Even with what SiteLock claims to do instead of securing the website, they don’t provide evidence they are effective at it. We have seen plenty of evidence to the contrary. The latest example is also a reminder of another issue we sometimes see with security products and services, they lead to people falsely believing that their website has been hacked, so instead of securing a website they lead to people to believe that the website insecure. That might be good for security companies since it can mean more businesses dealing from dealing phantom hacks and more fear leading to more purchases of services that don’t have to work, but it, like so much else from the security industry, is bad for everyone else.
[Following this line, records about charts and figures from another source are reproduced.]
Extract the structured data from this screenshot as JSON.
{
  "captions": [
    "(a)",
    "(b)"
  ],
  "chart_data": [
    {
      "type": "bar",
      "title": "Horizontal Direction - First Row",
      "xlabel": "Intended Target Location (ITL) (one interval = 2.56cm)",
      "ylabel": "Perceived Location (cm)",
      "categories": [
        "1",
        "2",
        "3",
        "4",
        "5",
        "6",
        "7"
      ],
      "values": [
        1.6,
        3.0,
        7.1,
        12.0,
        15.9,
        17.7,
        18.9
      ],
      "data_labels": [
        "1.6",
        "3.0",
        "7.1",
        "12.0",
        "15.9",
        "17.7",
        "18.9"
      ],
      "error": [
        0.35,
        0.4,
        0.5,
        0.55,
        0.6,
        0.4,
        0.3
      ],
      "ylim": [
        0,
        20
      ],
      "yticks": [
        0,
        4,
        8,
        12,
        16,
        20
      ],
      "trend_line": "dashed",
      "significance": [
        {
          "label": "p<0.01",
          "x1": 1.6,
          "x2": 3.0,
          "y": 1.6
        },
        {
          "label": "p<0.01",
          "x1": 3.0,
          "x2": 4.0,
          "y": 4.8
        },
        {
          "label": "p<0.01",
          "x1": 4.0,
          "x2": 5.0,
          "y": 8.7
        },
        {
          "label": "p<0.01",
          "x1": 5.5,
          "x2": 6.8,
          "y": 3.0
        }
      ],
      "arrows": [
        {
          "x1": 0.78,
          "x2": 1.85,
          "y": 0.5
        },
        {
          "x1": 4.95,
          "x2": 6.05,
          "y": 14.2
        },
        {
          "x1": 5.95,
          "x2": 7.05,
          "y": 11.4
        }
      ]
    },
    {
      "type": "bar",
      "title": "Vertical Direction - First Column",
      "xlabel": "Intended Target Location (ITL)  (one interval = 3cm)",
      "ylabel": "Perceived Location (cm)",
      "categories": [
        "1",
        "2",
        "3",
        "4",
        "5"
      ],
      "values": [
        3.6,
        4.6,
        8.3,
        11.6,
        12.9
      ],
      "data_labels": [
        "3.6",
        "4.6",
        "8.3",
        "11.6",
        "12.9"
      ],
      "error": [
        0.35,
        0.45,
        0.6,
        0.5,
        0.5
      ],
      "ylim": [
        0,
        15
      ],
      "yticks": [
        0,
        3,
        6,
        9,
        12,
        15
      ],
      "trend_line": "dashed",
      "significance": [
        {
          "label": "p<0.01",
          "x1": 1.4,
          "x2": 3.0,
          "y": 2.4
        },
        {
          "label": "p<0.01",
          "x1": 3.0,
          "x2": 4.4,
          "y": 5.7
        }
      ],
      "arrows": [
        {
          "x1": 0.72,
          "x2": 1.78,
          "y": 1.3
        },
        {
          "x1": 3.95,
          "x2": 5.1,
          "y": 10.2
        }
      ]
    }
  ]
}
The other day we were contacted by someone using SiteLock’s services, for a second opinion on a claim from them that a website was infected with malware. We were sent the following screenshot from SiteLock’s website:

While that does claim that the website contains malware, the signature listed, SiteLock-HTML-SEOSPAM-fkl, seems to actually indicate that there was spam content detected. From what we have seen SiteLock labels any indication that a website has been hacked as malware. We don’t know if they don’t what malware actually refers to or if this is done to make what they are detecting sound more concerning than it really is, but it is sometimes very misleading. In this case they also make this sound very concerning by claiming the severity is “Urgent”.

The sample provided for the supposed issue doesn’t appear to be related to malware or spam. Instead it is just shows a link to another page on the website and harmless HTML code generated by the WPBakery Page Builder plugin for WordPress. We also didn’t find any other indications of a spam hack on the website, so this “Urgent” situation seems to really be a false positive.

Considering that their service is supposed to provide “security” by detecting and removing malware, the poor quality of their scanner makes it unlikely that they could even accomplish effective detection, much less effectively remove what they find.

This was apparently the third time that SiteLock had claimed that there was malware on the website, based on the quality of the claim in this instance, it seems unlikely it was the only false positive.